Today, she is in Amsterdam, chairing her first meeting of the Women's Funding Network, an international group of philanthropists dedicated to helping women achieve self-sufficiency and their own brand of philanthropy.

She was elected chairman, in part because the work the Women's Foundation is doing to help women in public housing here has made Memphis a national model for dealing with the kind of poverty that cripples women and eventually whole communities.

"Eighty percent of people in poverty in Memphis and Shelby County are women and children," Bright said. "When you look at those who are in the greatest need and challenged in various ways, it will be the face of a woman at almost any age."

Over five years, the foundation has committed to raise $7.3 million to help residents of the former Dixie Homes and Lamar Terrace -- 90 percent of whom are single mothers -- get job training and find support networks.

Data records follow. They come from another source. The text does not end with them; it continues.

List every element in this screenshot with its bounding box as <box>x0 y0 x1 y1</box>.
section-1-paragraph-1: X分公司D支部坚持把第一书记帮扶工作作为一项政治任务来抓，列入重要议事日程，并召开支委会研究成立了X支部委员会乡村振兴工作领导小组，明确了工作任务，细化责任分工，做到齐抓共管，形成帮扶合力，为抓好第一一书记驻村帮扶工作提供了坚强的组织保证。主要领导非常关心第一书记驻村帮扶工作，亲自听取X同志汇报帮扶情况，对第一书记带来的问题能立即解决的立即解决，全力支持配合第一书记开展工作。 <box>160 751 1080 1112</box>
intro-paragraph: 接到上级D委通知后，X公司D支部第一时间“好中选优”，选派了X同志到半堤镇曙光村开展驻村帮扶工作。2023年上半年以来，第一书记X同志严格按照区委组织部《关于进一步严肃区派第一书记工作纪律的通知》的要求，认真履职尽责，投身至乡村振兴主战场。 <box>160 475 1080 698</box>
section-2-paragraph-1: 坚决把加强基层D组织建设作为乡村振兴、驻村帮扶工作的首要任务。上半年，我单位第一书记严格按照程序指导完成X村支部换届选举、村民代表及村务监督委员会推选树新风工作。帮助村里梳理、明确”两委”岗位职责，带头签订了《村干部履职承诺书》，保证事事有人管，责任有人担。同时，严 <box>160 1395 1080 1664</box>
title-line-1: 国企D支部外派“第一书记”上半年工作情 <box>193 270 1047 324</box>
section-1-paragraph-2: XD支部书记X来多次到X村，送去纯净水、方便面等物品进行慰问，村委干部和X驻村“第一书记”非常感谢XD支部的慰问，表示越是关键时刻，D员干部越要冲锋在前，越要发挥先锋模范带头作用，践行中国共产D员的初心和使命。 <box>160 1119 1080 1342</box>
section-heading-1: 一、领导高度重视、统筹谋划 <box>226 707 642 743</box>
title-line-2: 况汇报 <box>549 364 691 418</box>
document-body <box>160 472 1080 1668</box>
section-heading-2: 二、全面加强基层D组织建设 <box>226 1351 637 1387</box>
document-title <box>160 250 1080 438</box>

"What makes the difference is what we do with the people's lives," said Robert Lipscomb, director of Memphis Housing Authority, which is spending in excess of $170 million to rebuild the gutted public-housing communities."We can redevelop the land and buildings, but we have to make sure the human capital is redeveloped as well."When the city has built other housing, including College Park in the LeMoyne-Owen neighborhood, federal and state grants covered child care and job assistance. The new housing grants did not.

When Lipscomb approached the Women's Foundation through board member Gayle Rose, "they stepped forward like no one else," he said."They've helped raise the money and taken on a much broader role as far as mentoring. It's a great partnership."In two years, the group has raised about $4.9 million from local philanthropists, including $3 million from the Methodist Foundation, which also pledged to hire 100 residents."

The project Robert was laying out was a transformative model, with partnerships at every level," Rose said. "I felt like it would really match the Women's Foundation mission."

Rose is a charter member of the Women's Foundation, started by philanthropist Mertie Buckman in 1995 as a way to help women specifically, but also to increase the level of female-led philanthropy in the community.

Last week, the foundation gave $519,000 in its annual grants to Memphis groups that help women and girls, a record. The number of donors has grown from 300 to more than 2,000.

Bright is surely aware of the impact. When she drives through the new public-housing areas off I-240 and Poplar, her eyes water with possibility.

"We've purposefully worked too save these trees," she says as she gives prospective donors a tour in the shade-dappled light of the new construction, including Phase I of University Place, opening in early 2008.

"We're committed to surrounding these women with what they need to be successful, from job skills to a network of friends."

When people ask why she has made women the center of her work, she answers with the voice of a diplomat.

"Because women make sustaining, healthy communities a real possibility. They care, they are involved.

"Helping is in our DNA; we are wired this way. It's a natural part of our action, like being a mother."